Others were pressing forward, eager to tell their stories, too, to bear witness. Many of them were weeping joyfully and it proved contagious; some of the knights had begun to tear up, too. Henri shoved his way to Richard’s side, unashamedly swiping at his eyes with the back of his hand. He was not surprised to see that his uncle was one of the few not overcome with emotion. He’d beckoned to several of the
turcopoles
, was instructing them to take word back to Ascalon that they’d be returning with twenty Saracen captives, some wounded knights, and at least a thousand freed prisoners, so they’d need horses and carts sent out to meet them. Turning toward Henri, he said, “I want to get us away from the castle ere some of those fugitive guards have second thoughts and decide they’d rather face me than explain their flight to Saladin.”

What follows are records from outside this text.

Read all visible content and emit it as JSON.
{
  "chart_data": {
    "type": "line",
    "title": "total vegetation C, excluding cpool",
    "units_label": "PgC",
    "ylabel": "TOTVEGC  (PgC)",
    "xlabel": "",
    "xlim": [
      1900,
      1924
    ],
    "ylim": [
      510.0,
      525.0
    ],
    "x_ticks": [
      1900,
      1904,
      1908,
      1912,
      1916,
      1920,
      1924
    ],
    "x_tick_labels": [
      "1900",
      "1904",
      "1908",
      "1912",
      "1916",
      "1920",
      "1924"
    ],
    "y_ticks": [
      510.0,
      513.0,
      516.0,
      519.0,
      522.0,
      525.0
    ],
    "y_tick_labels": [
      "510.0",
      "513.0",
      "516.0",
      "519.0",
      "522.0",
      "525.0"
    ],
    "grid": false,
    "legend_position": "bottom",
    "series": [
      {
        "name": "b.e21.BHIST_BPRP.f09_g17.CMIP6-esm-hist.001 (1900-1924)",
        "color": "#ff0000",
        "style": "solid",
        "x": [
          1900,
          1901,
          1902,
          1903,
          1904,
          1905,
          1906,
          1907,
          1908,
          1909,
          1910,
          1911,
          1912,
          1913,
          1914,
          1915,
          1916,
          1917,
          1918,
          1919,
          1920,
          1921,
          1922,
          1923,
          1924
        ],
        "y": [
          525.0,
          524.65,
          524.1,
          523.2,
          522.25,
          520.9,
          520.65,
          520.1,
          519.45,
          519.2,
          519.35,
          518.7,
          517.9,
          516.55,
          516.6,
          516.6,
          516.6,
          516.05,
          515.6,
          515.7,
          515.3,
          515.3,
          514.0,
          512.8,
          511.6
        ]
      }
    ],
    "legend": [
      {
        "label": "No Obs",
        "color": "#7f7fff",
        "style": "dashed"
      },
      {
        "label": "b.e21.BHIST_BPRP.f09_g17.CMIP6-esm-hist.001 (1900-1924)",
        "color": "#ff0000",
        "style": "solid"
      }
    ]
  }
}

“What an amazing day, Uncle.” Henri was so exhilarated that he embraced the older man exuberantly, undeterred by the fact that they both were splattered with blood and mud. “I was so happy when Acre fell, but I think this is an even more glorious victory. When I’m an old man, I’ll be bouncing my grandsons on my knee and boring them to tears as I relate yet again the story of the great Dārūm rescue!”

Richard glanced at Henri, then at the jubilant men still clustered around them. “It was a good day’s work,” he acknowledged. “But do you know why we were successful?”

To the freed prisoners, it was a puzzling question, for they thought the answer was obvious—God had wrought a miracle on their behalf. Richard’s knights agreed with them, although they felt they’d also benefited from the growing legend of
Malik Ric
. But when they said as much, Richard shook his head.